Der Parlamentarischen Staatssekretär im Verkehrsministerium, Enak Ferlemann (CDU) aus Cuxhaven, bezeichnet den Plan als „enormen Schub für die Region“. Er setze einen klaren Schwerpunkt für im Norden. 12,3 Prozent des Gesamtinvestitionsaufkommens für Aus- und Neubauprojekte in Bundesfernstraßen entfallen demnach auf Niedersachsen. Ferlemann: „Es freut es mich sehr, dass sämtliche in der Region besonders wichtigen Straßenverkehrsprojekte wie der Neubau der Küstenautobahn A 20 in ganzer Länge mit Elbtunnel und der Autobahn A 26 – sogar bis zur neuen Anschlussstelle Stillhorn –, die B 73 mit der Ortsumgehung Cadenberge, die B 74 Ortsumgehung Ritterhude, die Ortsumgehung Scheeßel und die B71 Ortsumgehung Zeven in den vordringlichen Bedarf eingestuft wurden und damit sicher realisiert werden.

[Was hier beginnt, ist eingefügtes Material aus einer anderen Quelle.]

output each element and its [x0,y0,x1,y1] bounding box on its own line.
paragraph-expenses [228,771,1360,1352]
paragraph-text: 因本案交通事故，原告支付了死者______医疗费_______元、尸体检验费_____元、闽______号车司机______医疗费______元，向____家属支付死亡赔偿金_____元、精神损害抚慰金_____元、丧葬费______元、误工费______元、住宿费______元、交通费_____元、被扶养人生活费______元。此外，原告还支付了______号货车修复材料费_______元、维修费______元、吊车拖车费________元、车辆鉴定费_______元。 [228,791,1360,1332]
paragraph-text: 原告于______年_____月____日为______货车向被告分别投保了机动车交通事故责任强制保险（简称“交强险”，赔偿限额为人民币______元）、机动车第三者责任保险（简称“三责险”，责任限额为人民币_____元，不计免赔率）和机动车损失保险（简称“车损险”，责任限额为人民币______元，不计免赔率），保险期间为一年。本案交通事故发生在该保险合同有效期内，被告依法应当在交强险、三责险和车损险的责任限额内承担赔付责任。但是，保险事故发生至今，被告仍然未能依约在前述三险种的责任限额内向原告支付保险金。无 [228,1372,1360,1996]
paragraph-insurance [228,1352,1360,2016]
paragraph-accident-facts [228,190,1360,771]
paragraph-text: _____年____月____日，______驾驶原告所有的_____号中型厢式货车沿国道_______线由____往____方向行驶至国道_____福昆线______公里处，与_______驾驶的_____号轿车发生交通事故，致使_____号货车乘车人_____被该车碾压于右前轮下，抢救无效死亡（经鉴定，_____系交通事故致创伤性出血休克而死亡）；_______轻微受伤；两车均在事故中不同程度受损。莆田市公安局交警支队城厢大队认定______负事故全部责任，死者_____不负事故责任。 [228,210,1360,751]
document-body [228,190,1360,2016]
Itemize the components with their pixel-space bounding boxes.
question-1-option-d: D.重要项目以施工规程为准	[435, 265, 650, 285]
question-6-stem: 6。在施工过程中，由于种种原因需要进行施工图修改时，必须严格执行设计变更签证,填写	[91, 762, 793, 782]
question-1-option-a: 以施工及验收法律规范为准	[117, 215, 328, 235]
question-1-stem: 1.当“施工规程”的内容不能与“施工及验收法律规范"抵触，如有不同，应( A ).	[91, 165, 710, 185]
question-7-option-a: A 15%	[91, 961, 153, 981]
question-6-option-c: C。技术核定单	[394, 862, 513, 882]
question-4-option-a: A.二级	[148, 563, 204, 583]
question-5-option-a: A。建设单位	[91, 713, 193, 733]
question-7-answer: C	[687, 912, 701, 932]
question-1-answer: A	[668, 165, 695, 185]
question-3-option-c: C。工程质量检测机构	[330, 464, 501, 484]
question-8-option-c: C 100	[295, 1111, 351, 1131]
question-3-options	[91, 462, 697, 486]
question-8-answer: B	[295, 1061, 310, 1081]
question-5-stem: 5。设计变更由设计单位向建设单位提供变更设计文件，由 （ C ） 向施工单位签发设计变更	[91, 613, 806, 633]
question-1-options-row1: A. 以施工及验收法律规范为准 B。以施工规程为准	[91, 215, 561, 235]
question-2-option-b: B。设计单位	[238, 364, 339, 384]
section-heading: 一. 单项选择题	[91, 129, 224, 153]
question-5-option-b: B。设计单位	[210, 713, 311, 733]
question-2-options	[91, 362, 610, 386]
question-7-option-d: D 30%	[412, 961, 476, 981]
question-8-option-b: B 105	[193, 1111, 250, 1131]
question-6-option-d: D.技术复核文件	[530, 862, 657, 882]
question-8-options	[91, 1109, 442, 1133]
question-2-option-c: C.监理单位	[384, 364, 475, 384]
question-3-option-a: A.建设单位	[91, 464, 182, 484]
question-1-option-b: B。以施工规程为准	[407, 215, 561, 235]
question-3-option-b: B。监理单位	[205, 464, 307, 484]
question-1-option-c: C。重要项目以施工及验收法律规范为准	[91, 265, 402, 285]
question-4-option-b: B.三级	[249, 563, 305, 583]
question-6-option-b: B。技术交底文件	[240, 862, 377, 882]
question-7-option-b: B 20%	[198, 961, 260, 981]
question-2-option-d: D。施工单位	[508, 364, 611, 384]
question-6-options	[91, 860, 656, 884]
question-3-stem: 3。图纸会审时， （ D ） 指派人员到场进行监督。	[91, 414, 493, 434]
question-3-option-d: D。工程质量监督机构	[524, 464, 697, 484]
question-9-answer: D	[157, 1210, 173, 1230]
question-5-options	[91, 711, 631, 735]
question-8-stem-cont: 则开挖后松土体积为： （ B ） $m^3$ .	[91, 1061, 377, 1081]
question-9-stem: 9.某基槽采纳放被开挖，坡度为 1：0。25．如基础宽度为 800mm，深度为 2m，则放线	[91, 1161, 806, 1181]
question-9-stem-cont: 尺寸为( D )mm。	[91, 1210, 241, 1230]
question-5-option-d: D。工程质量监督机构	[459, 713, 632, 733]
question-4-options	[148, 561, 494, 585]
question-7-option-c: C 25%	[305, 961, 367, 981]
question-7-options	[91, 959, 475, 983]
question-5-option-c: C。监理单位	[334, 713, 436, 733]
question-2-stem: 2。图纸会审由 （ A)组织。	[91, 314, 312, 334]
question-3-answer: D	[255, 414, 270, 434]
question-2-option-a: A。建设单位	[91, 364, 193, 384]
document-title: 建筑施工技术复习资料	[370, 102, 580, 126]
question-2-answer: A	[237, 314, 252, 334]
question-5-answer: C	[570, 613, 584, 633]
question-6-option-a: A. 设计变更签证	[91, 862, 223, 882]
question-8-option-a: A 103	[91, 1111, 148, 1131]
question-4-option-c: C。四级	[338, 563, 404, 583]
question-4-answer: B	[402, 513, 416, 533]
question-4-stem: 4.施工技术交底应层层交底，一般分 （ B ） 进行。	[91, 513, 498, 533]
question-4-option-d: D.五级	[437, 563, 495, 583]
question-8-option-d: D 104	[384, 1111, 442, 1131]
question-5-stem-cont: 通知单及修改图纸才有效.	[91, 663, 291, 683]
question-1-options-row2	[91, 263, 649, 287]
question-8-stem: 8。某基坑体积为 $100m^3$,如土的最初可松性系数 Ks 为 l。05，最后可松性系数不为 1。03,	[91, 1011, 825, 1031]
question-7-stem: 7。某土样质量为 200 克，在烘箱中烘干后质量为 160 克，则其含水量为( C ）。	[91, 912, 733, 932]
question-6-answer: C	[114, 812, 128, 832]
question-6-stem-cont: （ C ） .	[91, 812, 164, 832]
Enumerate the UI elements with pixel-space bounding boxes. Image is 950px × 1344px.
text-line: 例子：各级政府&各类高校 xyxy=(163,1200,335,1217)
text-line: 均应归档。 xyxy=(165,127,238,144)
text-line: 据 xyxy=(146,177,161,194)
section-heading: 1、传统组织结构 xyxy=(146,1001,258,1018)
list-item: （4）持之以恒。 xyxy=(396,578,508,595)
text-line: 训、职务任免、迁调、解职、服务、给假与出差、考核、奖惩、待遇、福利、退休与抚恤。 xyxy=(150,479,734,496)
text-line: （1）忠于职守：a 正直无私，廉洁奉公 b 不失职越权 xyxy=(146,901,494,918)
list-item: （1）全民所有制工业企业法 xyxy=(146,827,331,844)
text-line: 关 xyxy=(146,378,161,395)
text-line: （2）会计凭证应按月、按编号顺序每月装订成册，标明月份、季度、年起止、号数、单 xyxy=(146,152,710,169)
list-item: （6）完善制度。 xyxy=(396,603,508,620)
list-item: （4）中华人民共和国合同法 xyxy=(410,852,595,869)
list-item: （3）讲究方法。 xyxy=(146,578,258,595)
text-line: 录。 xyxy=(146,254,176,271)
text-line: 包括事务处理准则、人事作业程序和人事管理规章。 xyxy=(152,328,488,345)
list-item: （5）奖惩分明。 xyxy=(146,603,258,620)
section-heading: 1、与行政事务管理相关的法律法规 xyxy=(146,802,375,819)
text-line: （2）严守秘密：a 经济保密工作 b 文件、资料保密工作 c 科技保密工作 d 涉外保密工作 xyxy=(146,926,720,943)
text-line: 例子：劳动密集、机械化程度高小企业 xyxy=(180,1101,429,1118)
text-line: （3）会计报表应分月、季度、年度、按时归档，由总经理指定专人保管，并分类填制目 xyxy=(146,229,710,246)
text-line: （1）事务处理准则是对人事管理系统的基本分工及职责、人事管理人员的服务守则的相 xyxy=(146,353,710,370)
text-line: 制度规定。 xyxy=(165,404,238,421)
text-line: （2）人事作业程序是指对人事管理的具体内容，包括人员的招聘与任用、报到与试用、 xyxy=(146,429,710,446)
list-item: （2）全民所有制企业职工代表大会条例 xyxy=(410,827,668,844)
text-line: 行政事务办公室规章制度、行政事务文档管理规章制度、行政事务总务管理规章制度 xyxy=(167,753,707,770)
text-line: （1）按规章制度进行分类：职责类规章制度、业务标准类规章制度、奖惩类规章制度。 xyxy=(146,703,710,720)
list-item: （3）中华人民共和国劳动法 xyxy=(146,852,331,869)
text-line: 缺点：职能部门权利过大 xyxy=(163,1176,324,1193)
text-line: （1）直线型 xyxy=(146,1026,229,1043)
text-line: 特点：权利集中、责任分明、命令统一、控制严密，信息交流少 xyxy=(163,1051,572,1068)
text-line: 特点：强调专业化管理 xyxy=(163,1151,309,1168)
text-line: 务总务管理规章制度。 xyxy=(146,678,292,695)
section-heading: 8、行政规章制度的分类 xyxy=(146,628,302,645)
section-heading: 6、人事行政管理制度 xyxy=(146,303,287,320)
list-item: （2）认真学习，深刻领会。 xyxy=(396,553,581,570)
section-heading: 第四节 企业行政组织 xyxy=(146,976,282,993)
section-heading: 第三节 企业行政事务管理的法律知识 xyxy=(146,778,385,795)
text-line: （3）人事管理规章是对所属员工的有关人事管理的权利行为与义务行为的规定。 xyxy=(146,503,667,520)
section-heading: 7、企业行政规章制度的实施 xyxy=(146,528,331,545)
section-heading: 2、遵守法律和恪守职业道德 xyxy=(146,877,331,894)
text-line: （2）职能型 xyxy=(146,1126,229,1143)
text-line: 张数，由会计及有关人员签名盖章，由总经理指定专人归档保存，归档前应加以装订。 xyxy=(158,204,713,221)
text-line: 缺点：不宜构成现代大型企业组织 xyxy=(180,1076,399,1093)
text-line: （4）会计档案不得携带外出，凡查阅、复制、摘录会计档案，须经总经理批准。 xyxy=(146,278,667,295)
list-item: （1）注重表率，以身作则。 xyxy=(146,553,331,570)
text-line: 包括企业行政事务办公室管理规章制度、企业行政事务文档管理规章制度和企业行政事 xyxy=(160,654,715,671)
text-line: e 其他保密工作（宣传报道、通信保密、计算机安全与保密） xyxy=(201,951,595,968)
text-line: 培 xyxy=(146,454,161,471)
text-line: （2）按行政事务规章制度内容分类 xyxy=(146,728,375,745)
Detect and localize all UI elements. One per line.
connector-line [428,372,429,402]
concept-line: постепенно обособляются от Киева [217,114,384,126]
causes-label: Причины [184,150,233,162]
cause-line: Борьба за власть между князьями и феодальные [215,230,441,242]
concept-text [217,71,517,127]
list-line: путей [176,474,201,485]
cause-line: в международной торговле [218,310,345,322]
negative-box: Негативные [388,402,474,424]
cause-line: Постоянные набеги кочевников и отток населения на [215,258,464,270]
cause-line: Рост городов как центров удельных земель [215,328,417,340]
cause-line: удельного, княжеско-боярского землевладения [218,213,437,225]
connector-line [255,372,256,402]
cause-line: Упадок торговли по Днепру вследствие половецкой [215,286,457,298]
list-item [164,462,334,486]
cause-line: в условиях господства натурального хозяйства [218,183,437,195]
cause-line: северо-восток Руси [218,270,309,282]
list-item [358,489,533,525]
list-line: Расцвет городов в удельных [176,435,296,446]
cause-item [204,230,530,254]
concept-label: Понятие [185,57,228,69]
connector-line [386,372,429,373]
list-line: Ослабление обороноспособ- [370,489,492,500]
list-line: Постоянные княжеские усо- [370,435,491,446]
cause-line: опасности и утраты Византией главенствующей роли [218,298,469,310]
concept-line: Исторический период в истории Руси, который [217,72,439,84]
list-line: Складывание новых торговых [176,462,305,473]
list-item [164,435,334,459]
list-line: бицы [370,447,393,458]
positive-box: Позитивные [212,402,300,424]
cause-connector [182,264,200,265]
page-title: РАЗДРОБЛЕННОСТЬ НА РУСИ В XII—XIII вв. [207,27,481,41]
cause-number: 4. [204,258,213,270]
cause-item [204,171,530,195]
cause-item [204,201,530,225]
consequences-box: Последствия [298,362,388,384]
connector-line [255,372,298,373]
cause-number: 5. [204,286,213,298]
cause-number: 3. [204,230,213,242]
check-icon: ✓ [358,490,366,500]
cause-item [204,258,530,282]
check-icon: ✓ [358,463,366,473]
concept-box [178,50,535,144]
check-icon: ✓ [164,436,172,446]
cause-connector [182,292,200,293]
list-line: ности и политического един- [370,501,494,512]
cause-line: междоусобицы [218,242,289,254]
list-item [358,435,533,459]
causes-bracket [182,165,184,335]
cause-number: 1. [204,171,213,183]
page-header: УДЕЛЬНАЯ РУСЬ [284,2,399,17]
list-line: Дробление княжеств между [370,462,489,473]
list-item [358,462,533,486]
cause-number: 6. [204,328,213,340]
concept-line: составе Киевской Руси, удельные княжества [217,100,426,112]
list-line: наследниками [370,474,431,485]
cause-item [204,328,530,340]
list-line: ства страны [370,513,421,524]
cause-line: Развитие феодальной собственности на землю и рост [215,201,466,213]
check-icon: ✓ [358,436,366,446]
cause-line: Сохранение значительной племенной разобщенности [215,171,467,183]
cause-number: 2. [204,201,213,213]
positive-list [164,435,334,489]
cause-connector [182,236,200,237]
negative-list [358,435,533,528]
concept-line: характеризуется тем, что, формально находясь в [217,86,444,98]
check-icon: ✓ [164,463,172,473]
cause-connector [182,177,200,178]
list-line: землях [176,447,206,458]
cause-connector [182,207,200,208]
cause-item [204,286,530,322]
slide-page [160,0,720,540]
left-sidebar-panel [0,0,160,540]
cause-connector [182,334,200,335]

Ebenfalls in den vordringlichen Bedarf aufgenommen wurde der Ringschluss Bremen der A 281 einschließlich des Wesertunnels.“

Grindel weist zudem darauf hin, dass der Bund mit dem Bekenntnis zum weiteren zeitnahen Ausbau der A 7 über Fallingbostel hinaus bis zur Anschlussstelle Soltau-Ost die Priorität des Ausbaukorridors zwischen Hamburg und Hannover bestätige.

An diesem Montag soll eine Online-Bürgerbeteiligung starten. Hinweise sollen aufgenommen und geprüft werden, ehe der Plan voraussichtlich im Sommer vom Bundeskabinett verabschiedet wird. Der aktuelle Verkehrswegeplan stammt von 2003.